CH13 - Relationship between returns Flashcards
Required return formula
required risk-free real rate of return +
expected inflation +
risk premium
The return that investors, as a whole, require on any asset class. The terms on the right-hand side represent market averages as investors are considered as a class here.
This makes sense if we consider that investors will require:
- that the value of their investments do not decrease in real terms
- additional compensation over and above this in return for giving up the use of the cash that they invest over the period of investment.
The risk premium then reflects the compensation required for the risk (that either of the above requirements may not be fulfilled) that investors incur by undertaking the investment.
Expected return formula
- initial income yield + expected capital growth
2(approx). initial income yield + income growth + impact of change in yield
The expected return is what the investor expects to achieve on the asset, given the:
- price paid for the asset, and
- the price for which the investor expects to sell / redeem the asset, and
- the expected income whilst the asset is held.
Required return vs expected return
If assets are fairly priced, required and expected returns will be equal. By comparing the estimates of the two figures, an investor can determine whether or not an investment or asset class appears to be good value.
Returns on equities
Over the long term, equity dividend growth might be expected to be close to growth in GDP, assuming that the share of GDP taken by ‘capital’ remains constant.

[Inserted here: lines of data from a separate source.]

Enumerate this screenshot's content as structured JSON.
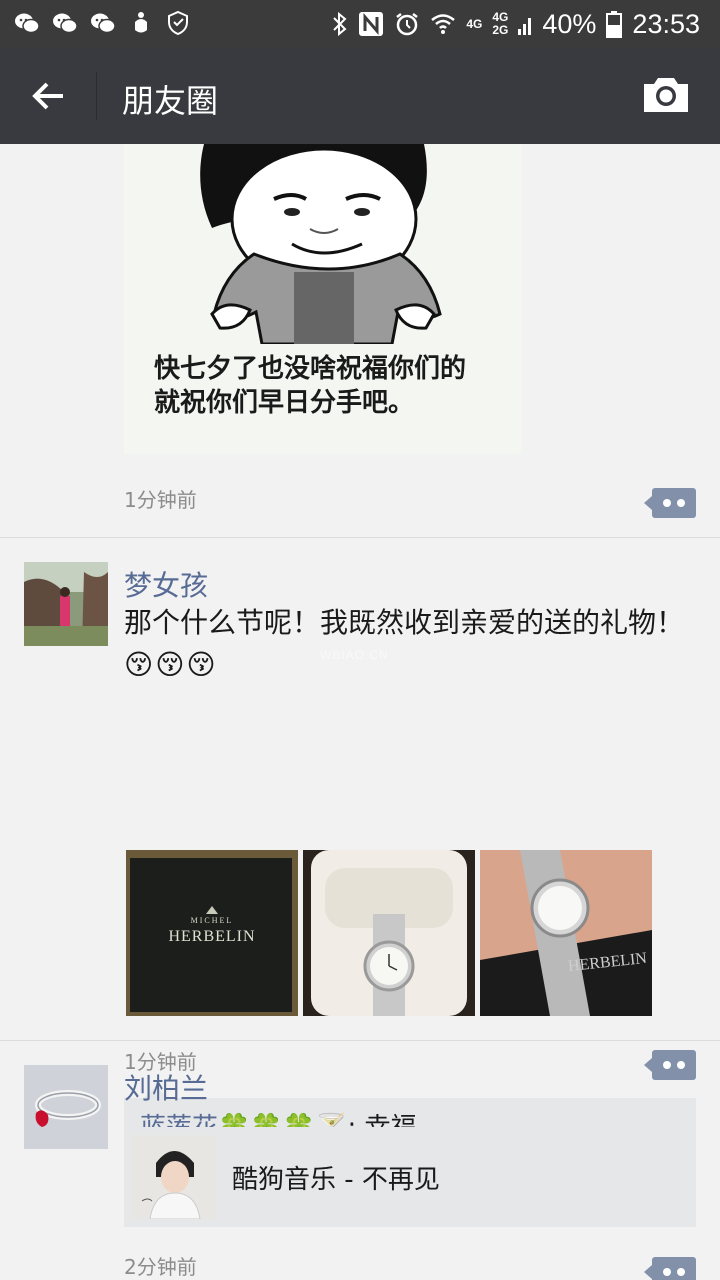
{
  "status_bar": {
    "battery_percent": "40%",
    "time": "23:53",
    "net_top": "4G",
    "net_pair_top": "4G",
    "net_pair_bottom": "2G"
  },
  "header": {
    "title": "朋友圈"
  },
  "posts": [
    {
      "image_caption_line1": "快七夕了也没啥祝福你们的",
      "image_caption_line2": "就祝你们早日分手吧。",
      "time": "1分钟前"
    },
    {
      "author": "梦女孩",
      "text_line1": "那个什么节呢！我既然收到亲爱的送的礼物！",
      "emoji": "😚😚😚",
      "box_brand_small": "MICHEL",
      "box_brand": "HERBELIN",
      "wrist_brand": "HERBELIN",
      "time": "1分钟前",
      "comments": [
        {
          "name": "蓝莲花🍀🍀🍀🍸",
          "text": ": 幸福"
        }
      ]
    },
    {
      "author": "刘柏兰",
      "share_title": "酷狗音乐 - 不再见",
      "time": "2分钟前"
    }
  ],
  "watermark": "WBIAO.CN",
  "colors": {
    "title_bar": "#393a3f",
    "status_bar": "#3b3b3b",
    "name_link": "#576b95",
    "comment_btn": "#8290aa",
    "background": "#f2f2f2"
  }
}
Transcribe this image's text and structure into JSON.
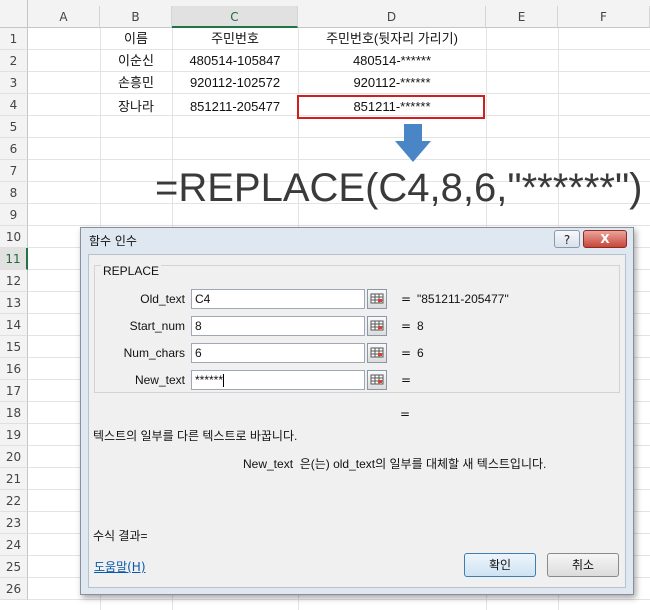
{
  "sheet": {
    "columns": [
      "A",
      "B",
      "C",
      "D",
      "E",
      "F"
    ],
    "rows": [
      "1",
      "2",
      "3",
      "4",
      "5",
      "6",
      "7",
      "8",
      "9",
      "10",
      "11",
      "12",
      "13",
      "14",
      "15",
      "16",
      "17",
      "18",
      "19",
      "20",
      "21",
      "22",
      "23",
      "24",
      "25",
      "26"
    ],
    "header": [
      "이름",
      "주민번호",
      "주민번호(뒷자리 가리기)"
    ],
    "data": [
      [
        "이순신",
        "480514-105847",
        "480514-******"
      ],
      [
        "손흥민",
        "920112-102572",
        "920112-******"
      ],
      [
        "장나라",
        "851211-205477",
        "851211-******"
      ]
    ]
  },
  "formula_text": "=REPLACE(C4,8,6,\"******\")",
  "dialog": {
    "title": "함수 인수",
    "help_button": "?",
    "close_button": "X",
    "function_name": "REPLACE",
    "args": [
      {
        "label": "Old_text",
        "value": "C4",
        "eq": "=",
        "result": "\"851211-205477\""
      },
      {
        "label": "Start_num",
        "value": "8",
        "eq": "=",
        "result": "8"
      },
      {
        "label": "Num_chars",
        "value": "6",
        "eq": "=",
        "result": "6"
      },
      {
        "label": "New_text",
        "value": "******",
        "eq": "=",
        "result": ""
      }
    ],
    "total_eq": "=",
    "description": "텍스트의 일부를 다른 텍스트로 바꿉니다.",
    "arg_description": "New_text  은(는) old_text의 일부를 대체할 새 텍스트입니다.",
    "result_label": "수식 결과=",
    "help_link": "도움말(H)",
    "ok_button": "확인",
    "cancel_button": "취소"
  },
  "colors": {
    "highlight_box": "#d11f1f",
    "arrow": "#4a86c6",
    "excel_green": "#217346"
  }
}
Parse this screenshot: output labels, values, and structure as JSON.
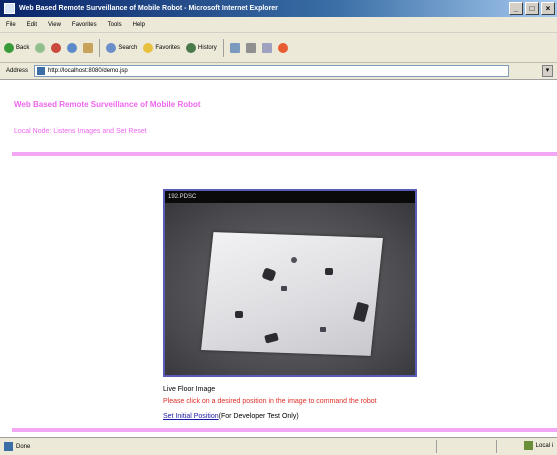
{
  "window": {
    "title": "Web Based Remote Surveillance of Mobile Robot - Microsoft Internet Explorer",
    "minimize_glyph": "_",
    "maximize_glyph": "□",
    "close_glyph": "×"
  },
  "menu": {
    "items": [
      "File",
      "Edit",
      "View",
      "Favorites",
      "Tools",
      "Help"
    ]
  },
  "toolbar": {
    "back_label": "Back",
    "search_label": "Search",
    "favorites_label": "Favorites",
    "history_label": "History"
  },
  "address": {
    "label": "Address",
    "url": "http://localhost:8080/demo.jsp"
  },
  "page": {
    "title": "Web Based Remote Surveillance of Mobile Robot",
    "subtitle": "Local Node: Listens Images and Set Reset",
    "camera_header": "192.PDSC",
    "caption": "Live Floor Image",
    "instruction": "Please click on a desired position in the image to command the robot",
    "link_text": "Set Initial Position",
    "link_suffix": "(For Developer Test Only)"
  },
  "status": {
    "text": "Done",
    "zone": "Local i"
  },
  "colors": {
    "accent_pink": "#ee66ee",
    "instruction_red": "#e0302a",
    "link_blue": "#1a1aa8"
  }
}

Equities would therefore be expected to give a real return close to the growth in real GDP plus the equity yield.
Returns on fixed-interest bonds
For fixed-interest stocks there is no income growth. The initial yield and the capital value change for a bond held to redemption combine to give a fixed nominal total return, called the gross redemption yield.

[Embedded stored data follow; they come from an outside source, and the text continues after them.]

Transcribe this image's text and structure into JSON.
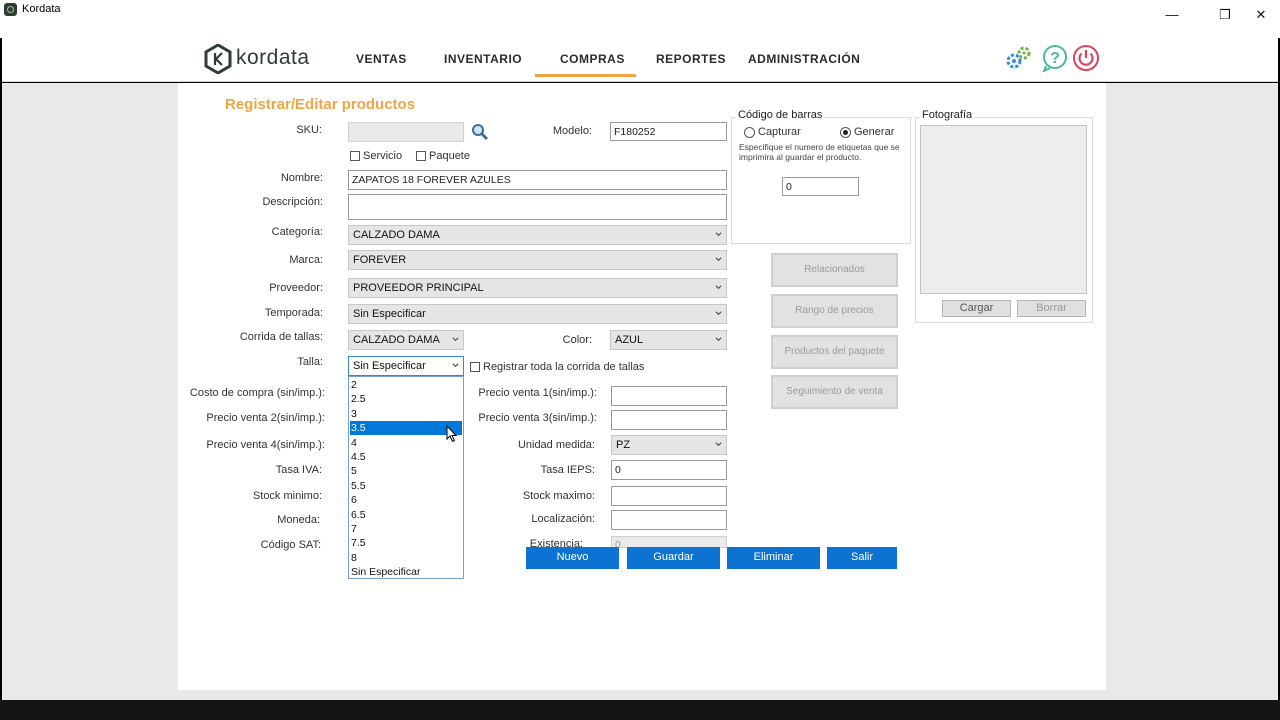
{
  "window": {
    "title": "Kordata",
    "minimize": "—",
    "restore": "❐",
    "close": "✕"
  },
  "brand": {
    "logo_text": "kordata"
  },
  "nav": {
    "items": [
      "VENTAS",
      "INVENTARIO",
      "COMPRAS",
      "REPORTES",
      "ADMINISTRACIÓN"
    ],
    "active": "COMPRAS"
  },
  "header_icons": [
    "settings-gears-icon",
    "help-icon",
    "power-icon"
  ],
  "colors": {
    "accent_orange": "#f0a545",
    "primary_blue": "#0d73d3",
    "selected_blue": "#0078d7"
  },
  "form": {
    "title": "Registrar/Editar productos",
    "labels": {
      "sku": "SKU:",
      "modelo": "Modelo:",
      "nombre": "Nombre:",
      "descripcion": "Descripción:",
      "categoria": "Categoría:",
      "marca": "Marca:",
      "proveedor": "Proveedor:",
      "temporada": "Temporada:",
      "corrida": "Corrida de tallas:",
      "color": "Color:",
      "talla": "Talla:",
      "costo_compra": "Costo de compra (sin/imp.):",
      "precio1": "Precio venta 1(sin/imp.):",
      "precio2": "Precio venta 2(sin/imp.):",
      "precio3": "Precio venta 3(sin/imp.):",
      "precio4": "Precio venta 4(sin/imp.):",
      "unidad": "Unidad medida:",
      "tasa_iva": "Tasa IVA:",
      "tasa_ieps": "Tasa IEPS:",
      "stock_min": "Stock minimo:",
      "stock_max": "Stock maximo:",
      "moneda": "Moneda:",
      "localizacion": "Localización:",
      "codigo_sat": "Código SAT:",
      "existencia": "Existencia:"
    },
    "values": {
      "sku": "",
      "modelo": "F180252",
      "nombre": "ZAPATOS 18 FOREVER AZULES",
      "descripcion": "",
      "categoria": "CALZADO DAMA",
      "marca": "FOREVER",
      "proveedor": "PROVEEDOR PRINCIPAL",
      "temporada": "Sin Especificar",
      "corrida": "CALZADO DAMA",
      "color": "AZUL",
      "talla": "Sin Especificar",
      "precio1": "",
      "precio3": "",
      "unidad": "PZ",
      "tasa_ieps": "0",
      "stock_max": "",
      "localizacion": "",
      "existencia": "0"
    },
    "checkboxes": {
      "servicio": "Servicio",
      "paquete": "Paquete",
      "registrar_corrida": "Registrar toda la corrida de tallas"
    },
    "talla_options": [
      "2",
      "2.5",
      "3",
      "3.5",
      "4",
      "4.5",
      "5",
      "5.5",
      "6",
      "6.5",
      "7",
      "7.5",
      "8",
      "Sin Especificar"
    ],
    "talla_highlighted": "3.5"
  },
  "barcode": {
    "title": "Código de barras",
    "radio_capturar": "Capturar",
    "radio_generar": "Generar",
    "selected": "Generar",
    "hint": "Especifique el numero de etiquetas que se imprimira al guardar el producto.",
    "count": "0"
  },
  "side_buttons": [
    "Relacionados",
    "Rango de precios",
    "Productos del paquete",
    "Seguimiento de venta"
  ],
  "photo": {
    "title": "Fotografía",
    "load": "Cargar",
    "delete": "Borrar"
  },
  "actions": {
    "nuevo": "Nuevo",
    "guardar": "Guardar",
    "eliminar": "Eliminar",
    "salir": "Salir"
  }
}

However, if index-linked bonds are sold before redemption then the actual real return will depend on the price for which the bonds are sold. This will be influenced by the normal supply and demand issues.

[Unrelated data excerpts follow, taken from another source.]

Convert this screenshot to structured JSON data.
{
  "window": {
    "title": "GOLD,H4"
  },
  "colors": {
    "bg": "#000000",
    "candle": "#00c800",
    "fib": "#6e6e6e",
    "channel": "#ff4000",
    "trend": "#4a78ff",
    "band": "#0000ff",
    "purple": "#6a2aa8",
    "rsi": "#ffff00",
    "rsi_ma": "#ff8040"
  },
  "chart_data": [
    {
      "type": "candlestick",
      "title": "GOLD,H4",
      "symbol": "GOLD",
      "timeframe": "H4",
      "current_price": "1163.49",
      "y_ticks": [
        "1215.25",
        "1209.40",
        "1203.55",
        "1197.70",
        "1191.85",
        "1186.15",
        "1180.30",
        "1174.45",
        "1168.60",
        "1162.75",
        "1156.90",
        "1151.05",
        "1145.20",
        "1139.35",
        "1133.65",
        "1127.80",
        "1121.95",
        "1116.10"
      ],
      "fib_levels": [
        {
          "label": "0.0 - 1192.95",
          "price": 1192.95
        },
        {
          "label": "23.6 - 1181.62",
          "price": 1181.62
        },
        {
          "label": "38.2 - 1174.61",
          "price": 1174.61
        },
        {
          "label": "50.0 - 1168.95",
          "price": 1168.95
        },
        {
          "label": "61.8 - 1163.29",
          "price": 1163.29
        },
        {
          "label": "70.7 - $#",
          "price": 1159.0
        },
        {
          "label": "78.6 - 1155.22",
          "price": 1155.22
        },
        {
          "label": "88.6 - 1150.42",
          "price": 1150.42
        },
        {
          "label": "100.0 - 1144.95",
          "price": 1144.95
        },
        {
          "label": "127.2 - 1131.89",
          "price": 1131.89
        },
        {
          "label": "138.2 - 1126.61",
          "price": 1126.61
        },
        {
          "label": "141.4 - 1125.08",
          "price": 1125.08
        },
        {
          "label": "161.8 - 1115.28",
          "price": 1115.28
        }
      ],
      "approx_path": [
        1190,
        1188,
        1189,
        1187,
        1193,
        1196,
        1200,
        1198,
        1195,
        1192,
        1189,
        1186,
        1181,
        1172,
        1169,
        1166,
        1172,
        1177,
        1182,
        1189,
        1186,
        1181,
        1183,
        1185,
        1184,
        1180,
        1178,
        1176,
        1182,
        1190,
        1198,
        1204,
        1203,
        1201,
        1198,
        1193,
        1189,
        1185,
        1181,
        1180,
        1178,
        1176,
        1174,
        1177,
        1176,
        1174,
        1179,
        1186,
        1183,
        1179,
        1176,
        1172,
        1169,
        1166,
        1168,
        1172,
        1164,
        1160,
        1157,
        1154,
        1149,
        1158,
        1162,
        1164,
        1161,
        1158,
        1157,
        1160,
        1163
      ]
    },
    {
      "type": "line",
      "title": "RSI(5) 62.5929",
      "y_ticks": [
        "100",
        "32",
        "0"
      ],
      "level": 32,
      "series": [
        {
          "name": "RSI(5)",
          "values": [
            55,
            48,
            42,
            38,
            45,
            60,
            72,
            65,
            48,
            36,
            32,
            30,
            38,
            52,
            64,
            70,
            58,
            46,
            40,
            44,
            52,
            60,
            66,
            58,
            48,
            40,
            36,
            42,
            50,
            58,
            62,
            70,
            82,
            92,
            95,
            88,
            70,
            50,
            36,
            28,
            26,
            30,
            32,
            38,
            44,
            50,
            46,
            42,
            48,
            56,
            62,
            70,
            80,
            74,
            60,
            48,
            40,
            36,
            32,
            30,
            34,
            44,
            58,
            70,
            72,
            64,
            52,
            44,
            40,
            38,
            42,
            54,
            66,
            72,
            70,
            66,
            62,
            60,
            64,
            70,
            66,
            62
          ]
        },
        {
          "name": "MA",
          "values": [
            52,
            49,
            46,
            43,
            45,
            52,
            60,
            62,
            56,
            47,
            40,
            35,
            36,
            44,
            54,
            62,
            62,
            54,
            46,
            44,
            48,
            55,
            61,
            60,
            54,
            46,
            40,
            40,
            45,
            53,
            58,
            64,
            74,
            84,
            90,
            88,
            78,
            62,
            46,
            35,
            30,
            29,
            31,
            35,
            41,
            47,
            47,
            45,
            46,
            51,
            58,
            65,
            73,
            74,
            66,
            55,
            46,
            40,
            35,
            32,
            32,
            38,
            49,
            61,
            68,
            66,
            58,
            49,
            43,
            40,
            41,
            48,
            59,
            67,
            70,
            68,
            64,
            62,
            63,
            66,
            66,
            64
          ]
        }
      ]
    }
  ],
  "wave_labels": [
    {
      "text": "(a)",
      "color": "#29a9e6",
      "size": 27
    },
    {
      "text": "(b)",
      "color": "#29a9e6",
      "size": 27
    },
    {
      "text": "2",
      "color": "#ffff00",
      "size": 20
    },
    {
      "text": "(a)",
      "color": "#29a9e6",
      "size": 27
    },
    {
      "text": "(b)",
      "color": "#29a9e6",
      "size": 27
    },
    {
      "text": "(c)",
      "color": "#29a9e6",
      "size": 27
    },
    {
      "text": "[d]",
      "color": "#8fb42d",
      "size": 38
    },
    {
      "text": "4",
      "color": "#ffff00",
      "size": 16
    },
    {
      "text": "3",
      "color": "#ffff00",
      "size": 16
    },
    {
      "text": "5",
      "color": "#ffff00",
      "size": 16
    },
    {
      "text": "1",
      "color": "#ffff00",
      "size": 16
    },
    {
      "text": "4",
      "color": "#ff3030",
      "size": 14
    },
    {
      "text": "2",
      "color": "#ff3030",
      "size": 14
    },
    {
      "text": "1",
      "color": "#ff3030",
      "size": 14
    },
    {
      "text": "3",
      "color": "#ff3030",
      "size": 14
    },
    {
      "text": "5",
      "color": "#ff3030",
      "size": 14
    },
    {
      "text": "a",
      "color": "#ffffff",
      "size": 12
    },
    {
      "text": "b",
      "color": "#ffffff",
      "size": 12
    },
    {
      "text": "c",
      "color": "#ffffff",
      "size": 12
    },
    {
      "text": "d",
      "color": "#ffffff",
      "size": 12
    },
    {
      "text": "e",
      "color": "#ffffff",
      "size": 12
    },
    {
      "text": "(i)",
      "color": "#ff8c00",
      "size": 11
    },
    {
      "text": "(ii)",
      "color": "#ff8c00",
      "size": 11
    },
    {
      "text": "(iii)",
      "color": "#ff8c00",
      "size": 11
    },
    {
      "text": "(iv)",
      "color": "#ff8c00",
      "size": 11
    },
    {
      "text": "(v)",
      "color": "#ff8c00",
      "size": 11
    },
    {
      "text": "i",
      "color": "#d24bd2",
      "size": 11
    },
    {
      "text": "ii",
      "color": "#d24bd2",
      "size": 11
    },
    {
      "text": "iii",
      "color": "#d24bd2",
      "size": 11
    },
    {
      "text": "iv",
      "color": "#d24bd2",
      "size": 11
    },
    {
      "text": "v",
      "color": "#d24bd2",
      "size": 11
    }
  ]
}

Returns on index-linked bonds
The real return on index-linked bonds is known at outset, if they are held to redemption. This real yield is often taken as the benchmark required real yield for the analysis of expected returns on equities.
Returns on cash
Returns on cash might be expected to exceed inflation except in periods where inflation is rising rapidly and is under-estimated by investors.
Risk premium
The risk premium on a particular asset class will depend on the characteristics of the asset and investors’ preferences, which will be largely driven by their liabilities. A higher return would be required from riskier asset classes. The risk premium in the equation above may cover any adverse feature of one investment relative to another for which investors require compensation.